CHSA, which was founded in 1883 by Illinois Reverend Martin Van Arnsdale, will regionally partner with universities to establish the Child Welfare Practice-Based Research Network. CHSA operates in 19 states.
“Through these practice-based research partnerships, we will identify evidence-informed promising practices in child welfare and evaluate their effectiveness,” said University of North Carolina (UNC) professor and national child welfare expert Mark Testa.
The ultimate goal is to “help set a new direction for building innovative and sustainable child welfare systems at the local and state levels, and ultimately, the federal level,” Testa said.

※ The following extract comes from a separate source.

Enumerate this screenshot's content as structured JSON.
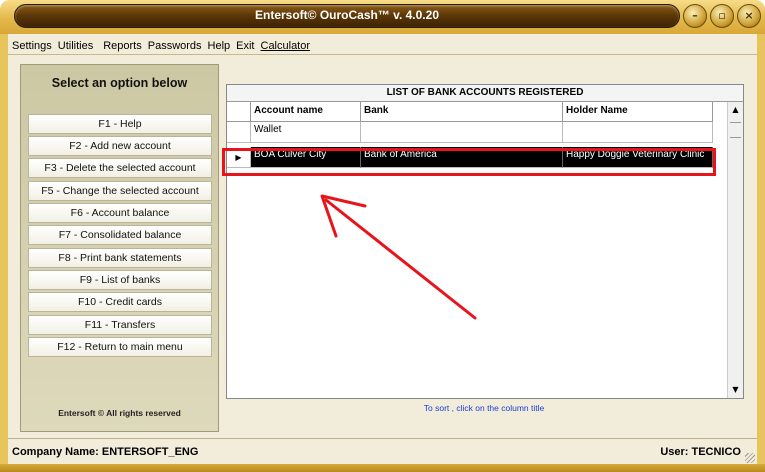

UNC’s Jordan Institute for Families at the University of North Carolina at Chapel Hill ‘s School of Social Work will serve as the lead university partner on the project. It will be jointly staffed by both entities, with Testa running point with the help of fellow UNC Professor Selena Childs.
The target budget for the network is $1.3 million, Testa said, and all of the immediate funding will come from UNC and CHSA.
The network was borne of the Wicked Problems Institute, a project spearheaded by UNC and CHSA to identify the persistent and unchanged problems in child welfare.
The institute, which included three invite-only roundtable discussions with various experts, settled on eight “grand challenges” faced by the field:
- Reversing adverse effects of maltreatment on brain development
- Harnessing the motivations of parents and kinship caregivers
- Synthesizing research on the effect of out-of-home care
- Sustaining family continuity after permanence
- Strengthening the voice of youth involved in the child welfare system
- Linking well-being metrics to administrative data on child safety
- Attracting private investment and steering child welfare financing toward performance and outcomes
- Preparing the workforce for future, potential partners
The Department of Health and Human Services has just begun a set of new federal waivers aimed at testing new child welfare policies. Testa, in a 2013 interview with The Imprint, expressed concern that many of the waivers approved thus far focused on differential response, which is a different approach to service delivery and not itself a new service to deliver.
“Differential Response is pretty much a strategy to allow kids an alternative to coming in to the child welfare system,” said Testa. ”Beyond that, it’s not targeting anything around child well-being. Very little follow-through occurs.”